Sakai Wataru, Yoshikawa Yusuke, Hirata Naoyuki, Yamakage Michiaki
Department of Anesthesiology, Asahikawa City Hospital, Kinseicho 1-1-65, Asahikawa, Hokkaido, 070-8610, Japan.
Department of Anesthesiology, Sapporo Medical University Hospital, South 1, West 16, Chuo-ku, Sapporo, Hokkaido, 060-8543, Japan.
J Anesth. 2017 Dec;31(6):895-902. doi: 10.1007/s00540-017-2419-y. Epub 2017 Oct 30.
Acute kidney injury (AKI) after cardiopulmonary bypass (CPB) is a well-known postoperative complication. Remifentanil, which is a commonly used ultra-short-acting opioid, has antiinflammatory and sympatholytic effects with improvement of microcirculation.
A retrospective study was conducted to clarify the effect of the use of remifentanil during CPB on the incidence of postoperative AKI. Patients who underwent valve surgery while under cardiopulmonary bypass between January 2012 and December 2014 in our hospital were enrolled in this study. The incidences of postoperative AKI were compared in patients who received remifentanil during CPB (group R) and those who did not (group N). Univariate and multivariate regression analyses were performed to determine risk factors for AKI.

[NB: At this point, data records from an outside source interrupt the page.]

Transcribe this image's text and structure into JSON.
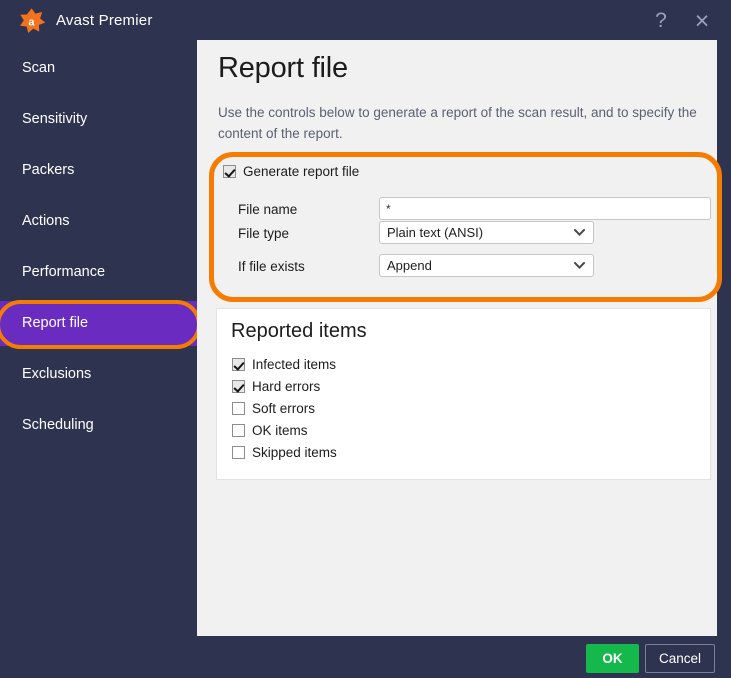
{
  "window": {
    "title": "Avast Premier",
    "logo_icon": "avast-splat-logo",
    "help_icon": "question-mark-icon",
    "help_glyph": "?",
    "close_icon": "close-x-icon",
    "close_glyph": "×",
    "colors": {
      "chrome": "#2e3450",
      "panel": "#f1f1f1",
      "accent_orange": "#f57c00",
      "selected_purple": "#6a2cc0",
      "ok_green": "#14b84b"
    }
  },
  "sidebar": {
    "items": [
      {
        "label": "Scan",
        "selected": false
      },
      {
        "label": "Sensitivity",
        "selected": false
      },
      {
        "label": "Packers",
        "selected": false
      },
      {
        "label": "Actions",
        "selected": false
      },
      {
        "label": "Performance",
        "selected": false
      },
      {
        "label": "Report file",
        "selected": true
      },
      {
        "label": "Exclusions",
        "selected": false
      },
      {
        "label": "Scheduling",
        "selected": false
      }
    ]
  },
  "main": {
    "title": "Report file",
    "description": "Use the controls below to generate a report of the scan result, and to specify the content of the report.",
    "generate": {
      "checkbox_label": "Generate report file",
      "checked": true,
      "fields": [
        {
          "label": "File name",
          "type": "text",
          "value": "*",
          "placeholder": ""
        },
        {
          "label": "File type",
          "type": "select",
          "value": "Plain text (ANSI)",
          "chevron_icon": "chevron-down-icon"
        },
        {
          "label": "If file exists",
          "type": "select",
          "value": "Append",
          "chevron_icon": "chevron-down-icon"
        }
      ]
    },
    "reported": {
      "title": "Reported items",
      "items": [
        {
          "label": "Infected items",
          "checked": true
        },
        {
          "label": "Hard errors",
          "checked": true
        },
        {
          "label": "Soft errors",
          "checked": false
        },
        {
          "label": "OK items",
          "checked": false
        },
        {
          "label": "Skipped items",
          "checked": false
        }
      ]
    }
  },
  "footer": {
    "ok_label": "OK",
    "cancel_label": "Cancel"
  }
}
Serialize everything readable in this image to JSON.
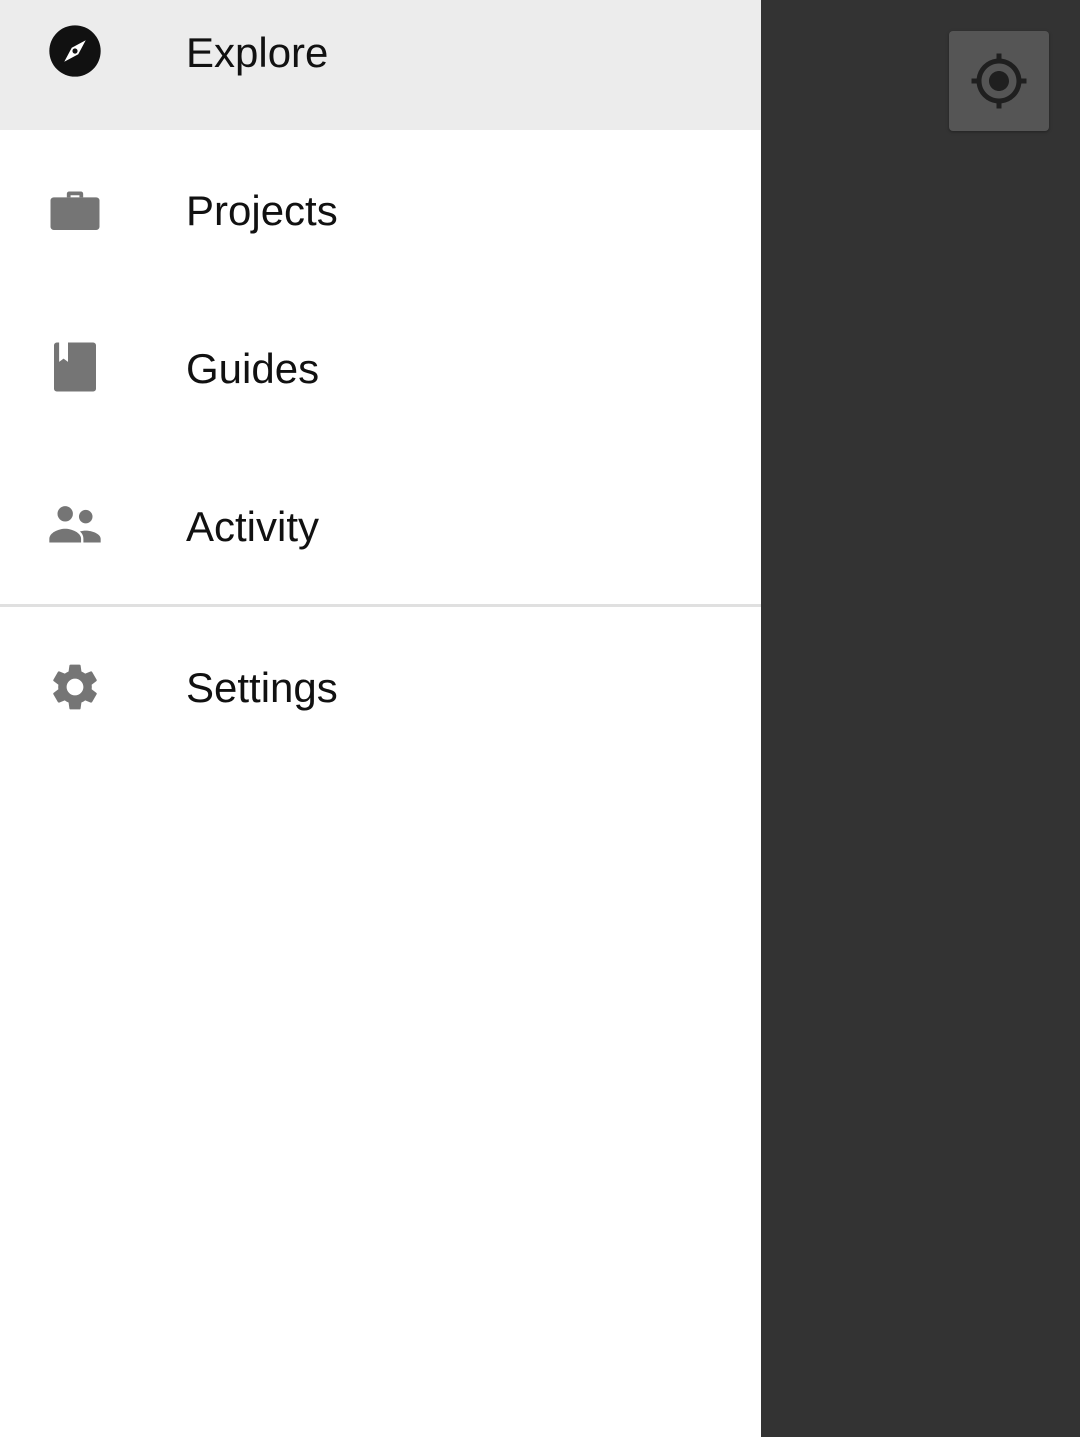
{
  "drawer": {
    "items": [
      {
        "label": "Explore",
        "icon": "compass-icon",
        "active": true
      },
      {
        "label": "Projects",
        "icon": "briefcase-icon",
        "active": false
      },
      {
        "label": "Guides",
        "icon": "book-icon",
        "active": false
      },
      {
        "label": "Activity",
        "icon": "people-icon",
        "active": false
      },
      {
        "label": "Settings",
        "icon": "gear-icon",
        "active": false
      }
    ]
  },
  "map_controls": {
    "my_location_icon": "my-location-icon"
  },
  "colors": {
    "scrim": "#333333",
    "active_item_bg": "#ececec",
    "icon_gray": "#757575",
    "icon_active": "#111111",
    "location_button_bg": "#555555"
  }
}
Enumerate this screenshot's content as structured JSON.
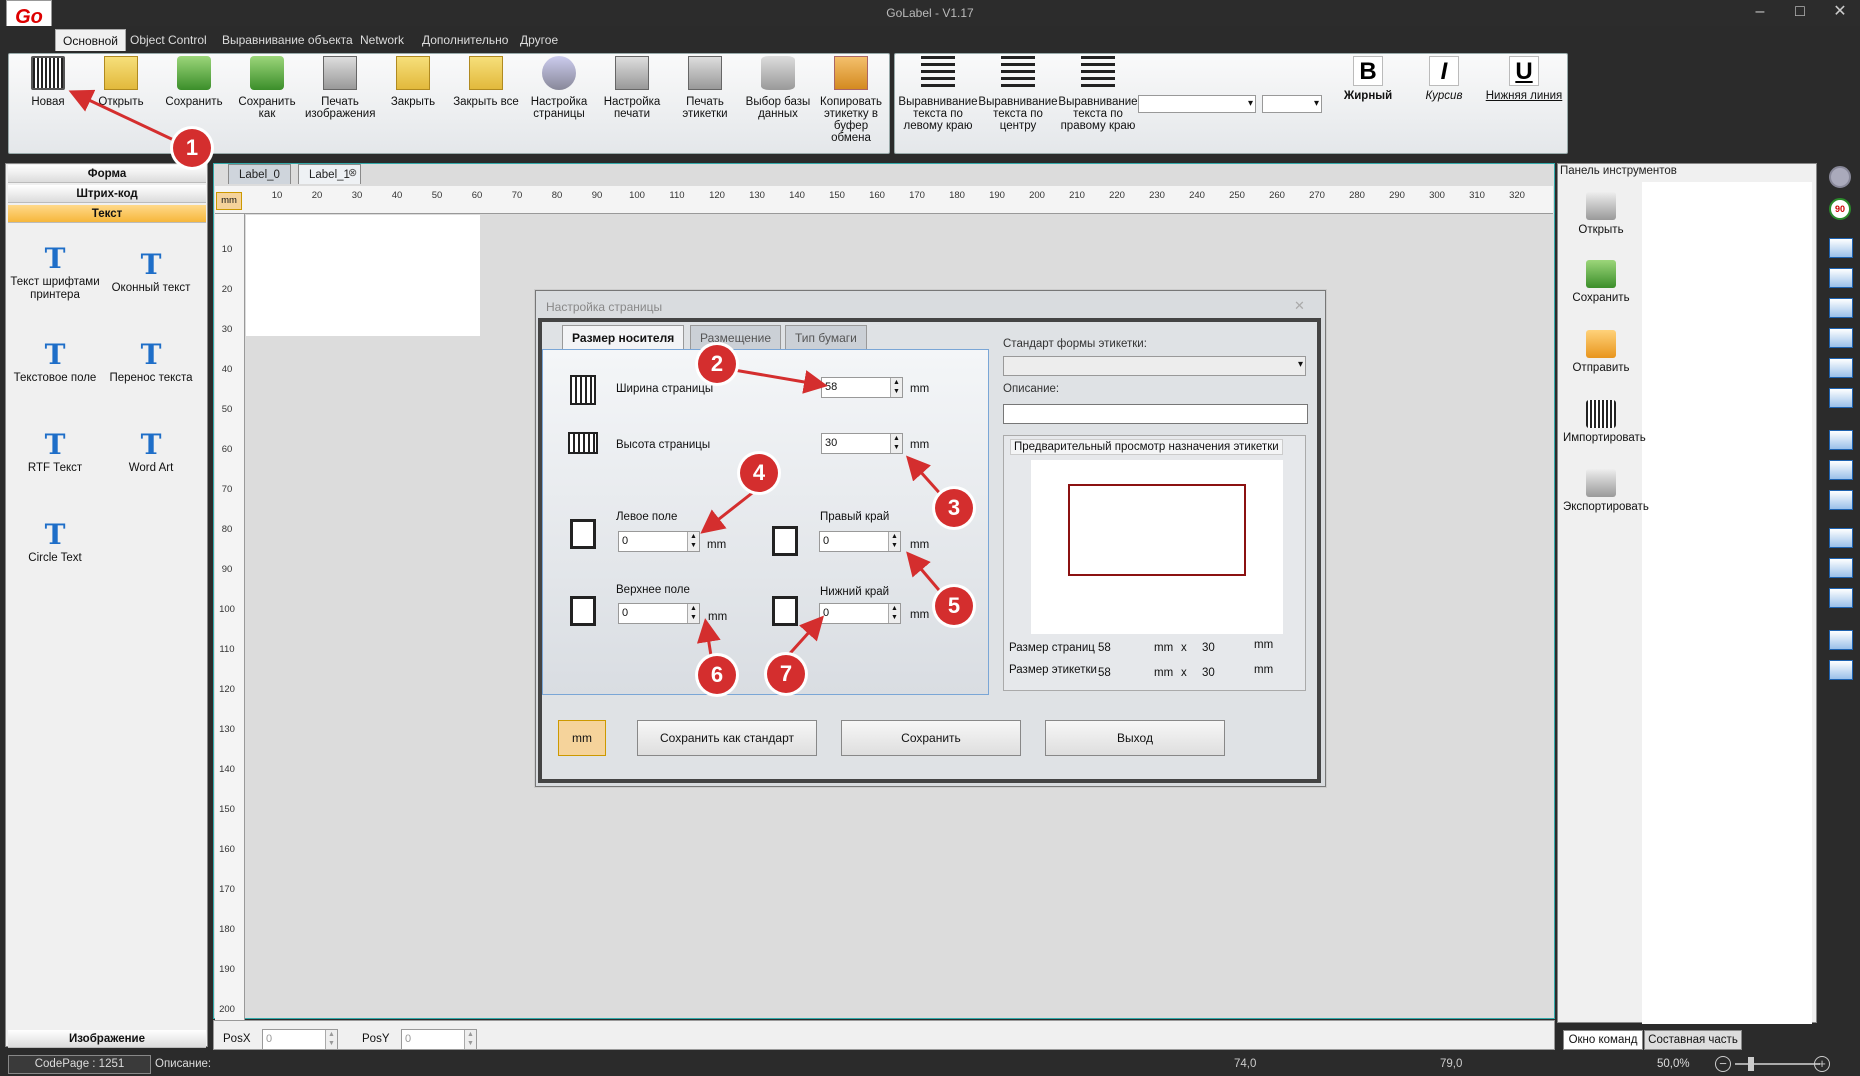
{
  "app": {
    "title": "GoLabel - V1.17",
    "logo": "Go"
  },
  "menu": [
    "Основной",
    "Object Control",
    "Выравнивание объекта",
    "Network",
    "Дополнительно",
    "Другое"
  ],
  "ribbon": {
    "buttons": [
      {
        "label": "Новая",
        "icon": "new-label-icon"
      },
      {
        "label": "Открыть",
        "icon": "open-icon"
      },
      {
        "label": "Сохранить",
        "icon": "save-icon"
      },
      {
        "label": "Сохранить как",
        "icon": "save-as-icon"
      },
      {
        "label": "Печать изображения",
        "icon": "print-image-icon"
      },
      {
        "label": "Закрыть",
        "icon": "close-folder-icon"
      },
      {
        "label": "Закрыть все",
        "icon": "close-all-icon"
      },
      {
        "label": "Настройка страницы",
        "icon": "page-setup-icon"
      },
      {
        "label": "Настройка печати",
        "icon": "print-setup-icon"
      },
      {
        "label": "Печать этикетки",
        "icon": "print-label-icon"
      },
      {
        "label": "Выбор базы данных",
        "icon": "database-icon"
      },
      {
        "label": "Копировать этикетку в буфер обмена",
        "icon": "copy-icon"
      }
    ],
    "align": [
      {
        "label": "Выравнивание текста по левому краю"
      },
      {
        "label": "Выравнивание текста по центру"
      },
      {
        "label": "Выравнивание текста по правому краю"
      }
    ],
    "bold": {
      "glyph": "B",
      "label": "Жирный"
    },
    "italic": {
      "glyph": "I",
      "label": "Курсив"
    },
    "underline": {
      "glyph": "U",
      "label": "Нижняя линия"
    }
  },
  "left": {
    "sections": [
      "Форма",
      "Штрих-код",
      "Текст"
    ],
    "tools": [
      {
        "label": "Текст шрифтами принтера"
      },
      {
        "label": "Оконный текст"
      },
      {
        "label": "Текстовое поле"
      },
      {
        "label": "Перенос текста"
      },
      {
        "label": "RTF Текст"
      },
      {
        "label": "Word Art"
      },
      {
        "label": "Circle Text"
      }
    ],
    "image_section": "Изображение"
  },
  "doc": {
    "tabs": [
      "Label_0",
      "Label_1"
    ],
    "unit": "mm",
    "hticks": [
      "10",
      "20",
      "30",
      "40",
      "50",
      "60",
      "70",
      "80",
      "90",
      "100",
      "110",
      "120",
      "130",
      "140",
      "150",
      "160",
      "170",
      "180",
      "190",
      "200",
      "210",
      "220",
      "230",
      "240",
      "250",
      "260",
      "270",
      "280",
      "290",
      "300",
      "310",
      "320"
    ],
    "vticks": [
      "10",
      "20",
      "30",
      "40",
      "50",
      "60",
      "70",
      "80",
      "90",
      "100",
      "110",
      "120",
      "130",
      "140",
      "150",
      "160",
      "170",
      "180",
      "190",
      "200"
    ],
    "posx_label": "PosX",
    "posx": "0",
    "posy_label": "PosY",
    "posy": "0"
  },
  "dialog": {
    "title": "Настройка страницы",
    "tabs": [
      "Размер носителя",
      "Размещение",
      "Тип бумаги"
    ],
    "width_label": "Ширина страницы",
    "width": "58",
    "height_label": "Высота страницы",
    "height": "30",
    "left_label": "Левое поле",
    "left": "0",
    "right_label": "Правый край",
    "right": "0",
    "top_label": "Верхнее поле",
    "top": "0",
    "bottom_label": "Нижний край",
    "bottom": "0",
    "unit": "mm",
    "standard_label": "Стандарт формы этикетки:",
    "desc_label": "Описание:",
    "preview_title": "Предварительный просмотр назначения этикетки",
    "page_size_label": "Размер страниц",
    "label_size_label": "Размер этикетки",
    "pw": "58",
    "ph": "30",
    "lw": "58",
    "lh": "30",
    "x": "x",
    "buttons": {
      "unit": "mm",
      "save_std": "Сохранить как стандарт",
      "save": "Сохранить",
      "exit": "Выход"
    }
  },
  "right": {
    "title": "Панель инструментов",
    "tools": [
      "Открыть",
      "Сохранить",
      "Отправить",
      "Импортировать",
      "Экспортировать"
    ],
    "bottom_tabs": [
      "Окно команд",
      "Составная часть"
    ]
  },
  "status": {
    "codepage": "CodePage : 1251",
    "desc": "Описание:",
    "v1": "74,0",
    "v2": "79,0",
    "zoom": "50,0%"
  },
  "annotations": [
    "1",
    "2",
    "3",
    "4",
    "5",
    "6",
    "7"
  ],
  "colors": {
    "accent": "#d42e2e",
    "active_section": "#f6b73c"
  }
}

Eighty patients received remifentanil (group R) and 50 patients did not (group N). The incidences of AKI were not significantly different in group R and group N (51% vs. 36%, P = 0.10). In multivariate regression analysis, age [adjusted odds ratio (OR) 1.048, 95% CI 1.008-1.089, P = 0.017], male gender (adjusted OR 3.101, 95% CI 1.303-7.378, P = 0.011), and use of preoperative calcium channel blockers (adjusted OR 3.240, 95% CI 1.302-8.063, P = 0.011) and diuretics (adjusted OR 2.673, 95% CI 1.178-6.066, P = 0.019) were associated with the incidence of AKI. The use of remifentanil was not associated with AKI (adjusted OR 2.321, 95% CI 0.997-5.402, P = 0.051).
The use of remifentanil during CPB did not decrease the incidence of postoperative AKI after cardiac surgery.
体外循环(CPB)后急性肾损伤(AKI)是一种众所周知的术后并发症。瑞芬太尼是一种常用的超短效阿片类药物,具有抗炎和抗交感神经作用,并能改善微循环。
进行一项回顾性研究,以阐明CPB期间使用瑞芬太尼对术后AKI发生率的影响。纳入2012年1月至2014年12月在我院接受体外循环下瓣膜手术的患者。比较CPB期间接受瑞芬太尼的患者(R组)和未接受瑞芬太尼的患者(N组)术后AKI的发生率。进行单因素和多因素回归分析以确定AKI的危险因素。
80例患者接受瑞芬太尼(R组),50例患者未接受(N组)。R组和N组的AKI发生率无显著差异(51%对36%,P = 0.10)。在多因素回归分析中,年龄[调整后的优势比(OR)1.048,95%置信区间(CI)1.008 - 1.089,P = 0.017]、男性(调整后的OR 3.101,95% CI 1.303 - 7.378,P = 0.011)以及术前使用钙通道阻滞剂(调整后的OR 3.240,95% CI 1.302 - 8.063,P = 0.011)和利尿剂(调整后的OR 2.673,95% CI 1.178 - 6.066,P = 0.019)与AKI的发生率相关。瑞芬太尼的使用与AKI无关(调整后的OR 2.321,95% CI 0.997 - 5.402,P = 0.051)。
CPB期间使用瑞芬太尼并未降低心脏手术后术后AKI的发生率。